Neil DeGrasse Tyson probably comes foremost to mind as an all purpose intellectual. He’s an astronomer but he’s well informed on religion, history, anthropology, and other branches of science (rather like Sagan [to whom he can’t help being constantly compared]). Unlike Vidal, Buckley, and Hitchens he seems personable and not a complete dick. Unfortunately, he doesn’t have a whole lot of company in the “all around smart and interesting and informed guy” front.

Henry Louis Gates and Doris Kearns Godwin are probably the most famous go-to general historians but neither are famous for their ability to switch gears and talk literature or science or the like and they certainly aren’t well known for their wit or sense of humor.

Who else would be an heir to Vidal (and Buckley) as far as being multi-topic intellectuals with TV charisma and some wit?

I have minimal respect for his credentials, but I’d say Noam Chomsky fills the role.

I propose that the era of public intellectuals is over. There is too much sheer volume of knowledge out there, and too little esteem for a broad liberalcommiejewfag education, for it to be any other way.

Aaron Sorkin seems the type, although he doesn’t make that many public appearances.

Diane Rehm of NPR sure radiates the smarts.

Bill Clinton, when his pants are up and the lampshade is off his head, is quite bright.

Malcolm Gladwell is quite the engaging speaker and writer. Sarah Vowell, too.

Extra points for annoying vocal mannerisms. In fact, they’re pretty much a requirement.

Still, none of these folk quite meet the generalist gadfly ubiquity criterion. Gladwell probably comes closest. Clinton only gets to talk about anything he likes on tv because he was president.

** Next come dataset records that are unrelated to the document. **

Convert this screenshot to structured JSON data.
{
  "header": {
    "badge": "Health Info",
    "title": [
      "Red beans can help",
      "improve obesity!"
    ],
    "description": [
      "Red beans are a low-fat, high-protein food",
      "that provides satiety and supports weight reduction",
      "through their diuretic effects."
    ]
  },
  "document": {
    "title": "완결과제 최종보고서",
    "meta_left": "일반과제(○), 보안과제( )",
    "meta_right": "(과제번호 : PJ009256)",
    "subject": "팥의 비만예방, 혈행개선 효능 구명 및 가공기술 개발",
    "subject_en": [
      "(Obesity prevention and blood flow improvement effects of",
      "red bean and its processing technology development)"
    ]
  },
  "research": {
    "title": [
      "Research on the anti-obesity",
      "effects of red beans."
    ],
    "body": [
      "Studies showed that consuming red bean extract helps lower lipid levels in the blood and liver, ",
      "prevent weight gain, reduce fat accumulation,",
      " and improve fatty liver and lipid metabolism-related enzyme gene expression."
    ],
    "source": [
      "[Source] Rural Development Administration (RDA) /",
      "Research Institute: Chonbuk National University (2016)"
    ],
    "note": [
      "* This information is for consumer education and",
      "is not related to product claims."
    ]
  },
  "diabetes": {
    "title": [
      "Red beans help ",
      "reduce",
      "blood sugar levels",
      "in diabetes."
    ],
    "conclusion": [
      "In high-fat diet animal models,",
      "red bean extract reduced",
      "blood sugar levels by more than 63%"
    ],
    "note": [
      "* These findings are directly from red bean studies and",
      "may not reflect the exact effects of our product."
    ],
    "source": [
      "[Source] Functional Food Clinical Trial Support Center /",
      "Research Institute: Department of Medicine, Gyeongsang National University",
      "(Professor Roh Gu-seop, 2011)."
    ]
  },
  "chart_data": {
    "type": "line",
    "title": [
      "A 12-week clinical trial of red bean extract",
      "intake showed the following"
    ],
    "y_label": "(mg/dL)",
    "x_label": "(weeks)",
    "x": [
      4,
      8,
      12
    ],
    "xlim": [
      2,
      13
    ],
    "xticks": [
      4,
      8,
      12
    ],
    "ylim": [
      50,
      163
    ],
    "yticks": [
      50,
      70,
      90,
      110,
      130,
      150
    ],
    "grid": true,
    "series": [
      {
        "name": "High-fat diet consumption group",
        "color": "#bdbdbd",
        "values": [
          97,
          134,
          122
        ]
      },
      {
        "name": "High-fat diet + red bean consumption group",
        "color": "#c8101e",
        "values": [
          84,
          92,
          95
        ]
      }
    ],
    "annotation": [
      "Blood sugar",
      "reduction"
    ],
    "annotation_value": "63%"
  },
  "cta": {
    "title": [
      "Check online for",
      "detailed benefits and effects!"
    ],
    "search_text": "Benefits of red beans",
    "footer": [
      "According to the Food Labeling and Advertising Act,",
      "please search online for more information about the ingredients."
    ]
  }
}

Gladwell is Canadian and is good at asking questions, not providing answers.

I suggest Jon Stewart.

I don’t think so. He’s great at what he does, but he wears too many hats. When anybody calls him on something he said as a pundit, he replies “I’m just a comedian! My lead-in is puppets making crank calls, for God’s sake!” His on-air gravitas is a triumph of his research team, and he is often out of his depth with his interview subjects.